Asia-Pacific

Burma warns against poll boycott

Poster showing candidates from a junta-linked party in Rangoon on 31 Oct 2010
Image caption Burma is holding its first elections in 20 years on Sunday

State media in Burma has urged people to cast their ballots "without fail" in Sunday's polls, warning against a boycott.

Voting was a "national duty", the reports said, and calls for people to refrain from voting should be ignored.

One commentary went further, suggesting the military could remain in power if voter turn-out was not deemed adequate.

The elections will be the first to be held in the military-ruled nation for two decades.

The junta says the polls will mark a democratic transition from military to civilian rule - and wants a strong turn-out.

But critics say the elections are a sham aimed at further entrenching military rule albeit in a civilian mask.

The main pro-democracy party, led by detained Nobel laureate Aung San Suu Kyi, is not taking part.

'Remain in charge'

In recent days a number of articles have appeared in state-run media telling Burmese people to vote in the 7 November polls.

"Every citizen who values democracy and wants democratic rule must cast their votes without fail," said an editorial in the state-run New Light of Myanmar newspaper on Sunday.

"However, some people are inciting the people to refrain from voting in the elections. They are attempting to mislead the people who are walking along the road to multi-party democracy," it said.

On Monday a commentary that ran in all state-controlled newspapers went further.

"If the election is aborted (by voters) there will not be a government that's elected by vote of the people," it said.

"The ruling government would have no choice but to remain in charge of state security until it holds another election. If so, this will take a long time."

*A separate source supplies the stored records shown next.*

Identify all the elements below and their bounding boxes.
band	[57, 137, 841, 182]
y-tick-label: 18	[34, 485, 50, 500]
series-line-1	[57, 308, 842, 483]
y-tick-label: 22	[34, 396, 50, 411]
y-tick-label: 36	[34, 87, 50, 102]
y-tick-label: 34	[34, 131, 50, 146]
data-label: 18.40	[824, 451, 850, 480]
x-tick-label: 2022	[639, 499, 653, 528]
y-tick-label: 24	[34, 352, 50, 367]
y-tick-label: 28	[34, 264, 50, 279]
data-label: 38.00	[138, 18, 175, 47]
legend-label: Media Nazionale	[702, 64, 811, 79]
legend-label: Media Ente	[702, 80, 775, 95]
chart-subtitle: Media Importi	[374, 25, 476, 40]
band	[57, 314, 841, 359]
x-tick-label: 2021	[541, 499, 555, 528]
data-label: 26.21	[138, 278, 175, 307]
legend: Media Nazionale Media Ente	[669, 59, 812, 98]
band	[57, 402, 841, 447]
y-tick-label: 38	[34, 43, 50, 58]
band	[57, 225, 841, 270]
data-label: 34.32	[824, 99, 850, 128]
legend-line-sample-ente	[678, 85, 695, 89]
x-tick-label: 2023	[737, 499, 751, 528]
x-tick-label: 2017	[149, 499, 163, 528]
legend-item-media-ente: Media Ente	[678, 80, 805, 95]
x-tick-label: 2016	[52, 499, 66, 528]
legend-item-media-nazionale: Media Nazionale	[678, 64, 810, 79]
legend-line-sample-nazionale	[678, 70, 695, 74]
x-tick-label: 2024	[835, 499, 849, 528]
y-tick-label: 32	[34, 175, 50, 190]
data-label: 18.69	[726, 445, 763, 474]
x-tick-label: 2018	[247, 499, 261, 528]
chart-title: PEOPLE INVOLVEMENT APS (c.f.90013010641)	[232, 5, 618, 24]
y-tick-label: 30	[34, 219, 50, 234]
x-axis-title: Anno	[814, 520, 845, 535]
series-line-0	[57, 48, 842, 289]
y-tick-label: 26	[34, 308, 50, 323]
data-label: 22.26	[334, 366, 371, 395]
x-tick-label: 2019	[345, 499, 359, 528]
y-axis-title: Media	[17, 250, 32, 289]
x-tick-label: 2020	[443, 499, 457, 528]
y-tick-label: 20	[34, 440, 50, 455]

The two junta-linked parties are fielding by far the largest number of candidates.

The National League for Democracy - which won the last polls in 1990 but was never allowed to take power - has been forced to disband after it said it was not participating because of laws which banned Ms Suu Kyi from taking part.

Other parties that are contesting the polls have struggled to fund campaigns and have complained of harassment.

Foreign journalists and observers will not be allowed into the country for the election.

Recent reports from Burma say that internet service has become erratic in what some believe is an attempt by the junta to restrict communications over the poll period.